Warm, filling, nutritious comfort food at a low price. This recipe is great for families, people with allergies, and anyone on a budget.
During cold and flu season, chicken soup becomes a staple. A dish of homemade, hearty soup is a great way to show someone special how much they are loved. This old-fashioned recipe is designed for freezing and leftovers, making it an economical way to get a number of healthy meals out of one hour's effort.
Ingredients:
- Whole chicken (with skin and bones)
- Water
- Salt (to taste - will be more than 1 tablespoon)
- Pepper (to taste)
- 1 Tbl Parsley
- 1 tsp Thyme
- 1 onion (diced)
- 1 cup Corn (canned or frozen)
- 3 large Potatoes (washed and diced in bite-sized pieces)
- 2 cups Carrots (washed and diced in bite-sized pieces)
- 1 stalk Celery (very thinly sliced)
Directions:
- Place chicken in large soup pot, and fill with water until chicken is covered. Bring to a boil on high heat and continue to boil for 30 minutes
- Remove chicken from water (reserve water, this will be your broth) and let cool for 5 -10 minutes
- Remove skin from chicken, and remove chicken meat from the bones, discarding the bones and skin. Cut chicken into bite-sized pieces and return to the pot of water.
- Add onion, celery and spices (to taste) and return pot to a boil.
- When broth is boiling, add corn, potatoes and carrots and boil until the carrots and potatoes are fork tender.
- Allow to cool for 5-10 minutes before serving.
- This recipe is designed to be frozen and to reheat well. Use plastic freezer containers to freeze several servings!
Instructions to Save Allergy-free, Gluten-free Chicken Broth
- To use this broth for later recipes, add extra water to the pot in step 1 above.
- Before adding vegetables in step 5, use a ladle to dip out excess broth
- Pour the broth into ice cube trays and freeze
- Once frozen, transfer the broth-cubes to zippered freezer bags and label with date (According to Still Tasty, this can be frozen and used for 4-6 months. Other websites say it can last up to 1 year.)
- 1 typical ice cube = 1 oz. broth or 1/8 of a cup. You may want to label your bag with the conversion information that 8 cubes = 1 cup of broth.

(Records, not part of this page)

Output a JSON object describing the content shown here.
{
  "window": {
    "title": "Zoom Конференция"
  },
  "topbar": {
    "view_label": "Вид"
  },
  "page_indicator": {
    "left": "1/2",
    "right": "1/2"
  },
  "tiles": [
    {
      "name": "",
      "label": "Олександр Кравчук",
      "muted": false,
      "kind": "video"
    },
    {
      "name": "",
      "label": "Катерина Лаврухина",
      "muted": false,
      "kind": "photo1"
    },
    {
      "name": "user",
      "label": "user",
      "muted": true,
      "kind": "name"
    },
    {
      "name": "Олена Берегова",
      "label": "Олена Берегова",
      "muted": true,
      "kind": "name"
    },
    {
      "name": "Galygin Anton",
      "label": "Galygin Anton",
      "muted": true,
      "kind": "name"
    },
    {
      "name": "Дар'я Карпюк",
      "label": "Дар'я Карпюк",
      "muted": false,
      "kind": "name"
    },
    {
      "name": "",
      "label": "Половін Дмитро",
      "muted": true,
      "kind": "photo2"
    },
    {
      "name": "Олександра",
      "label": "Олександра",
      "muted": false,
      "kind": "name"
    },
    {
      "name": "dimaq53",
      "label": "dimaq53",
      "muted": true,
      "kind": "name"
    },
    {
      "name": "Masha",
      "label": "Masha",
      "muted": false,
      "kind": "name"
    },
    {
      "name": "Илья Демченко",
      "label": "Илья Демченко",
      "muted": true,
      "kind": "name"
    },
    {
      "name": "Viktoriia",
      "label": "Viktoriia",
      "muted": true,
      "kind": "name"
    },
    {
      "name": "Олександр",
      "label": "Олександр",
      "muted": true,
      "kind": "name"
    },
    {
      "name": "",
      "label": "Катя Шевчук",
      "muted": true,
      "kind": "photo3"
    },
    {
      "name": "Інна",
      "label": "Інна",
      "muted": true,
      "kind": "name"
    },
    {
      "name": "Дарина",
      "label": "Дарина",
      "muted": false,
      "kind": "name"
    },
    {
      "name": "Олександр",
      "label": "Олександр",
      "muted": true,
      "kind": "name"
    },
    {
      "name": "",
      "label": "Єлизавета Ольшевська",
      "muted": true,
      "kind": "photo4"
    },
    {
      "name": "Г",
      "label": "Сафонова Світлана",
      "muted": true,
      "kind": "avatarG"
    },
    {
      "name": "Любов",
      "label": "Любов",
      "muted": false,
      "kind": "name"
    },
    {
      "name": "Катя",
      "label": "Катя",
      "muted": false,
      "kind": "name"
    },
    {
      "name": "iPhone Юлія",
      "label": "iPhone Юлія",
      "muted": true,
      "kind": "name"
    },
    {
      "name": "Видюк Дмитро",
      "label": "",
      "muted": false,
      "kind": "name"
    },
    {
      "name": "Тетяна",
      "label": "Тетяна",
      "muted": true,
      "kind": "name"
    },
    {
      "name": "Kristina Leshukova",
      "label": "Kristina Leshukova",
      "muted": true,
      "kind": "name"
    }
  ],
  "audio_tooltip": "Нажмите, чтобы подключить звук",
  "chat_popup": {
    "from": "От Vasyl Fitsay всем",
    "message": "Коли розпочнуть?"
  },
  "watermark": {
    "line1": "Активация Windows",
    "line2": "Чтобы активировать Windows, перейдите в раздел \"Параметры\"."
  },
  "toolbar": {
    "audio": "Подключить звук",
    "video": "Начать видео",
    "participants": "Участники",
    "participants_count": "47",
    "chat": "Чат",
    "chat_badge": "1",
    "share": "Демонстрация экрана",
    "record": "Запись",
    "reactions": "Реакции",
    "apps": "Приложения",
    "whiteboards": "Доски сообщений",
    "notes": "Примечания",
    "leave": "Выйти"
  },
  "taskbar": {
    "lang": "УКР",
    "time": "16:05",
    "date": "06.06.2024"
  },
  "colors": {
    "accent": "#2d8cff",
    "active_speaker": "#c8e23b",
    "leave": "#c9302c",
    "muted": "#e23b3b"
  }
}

- Thaw cubes to use in recipes, casseroles and rice dishes like regular chicken broth.
To Prepare Chicken Noodle Soup
- Prepare pasta separately, do not overcook.
- Add rinsed pasta to soup in bowls as you serve the dish to maintain integrity of noodles.
- For gluten-free pasta, recommend corn or quinoa-based pasta rather than rice for heartier flavor and sturdier noodle.
- Store pasta and soup separately with leftovers
- DO NOT FREEZE with pasta in the soup.
Please Note: Using skinless, boneless chicken and/or only white meat rather than a combination of light and dark will result in a far lower-fat soup. However, the fat is part of what makes chicken broth taste like it should, and the water will not retain as much "chicken" flavor!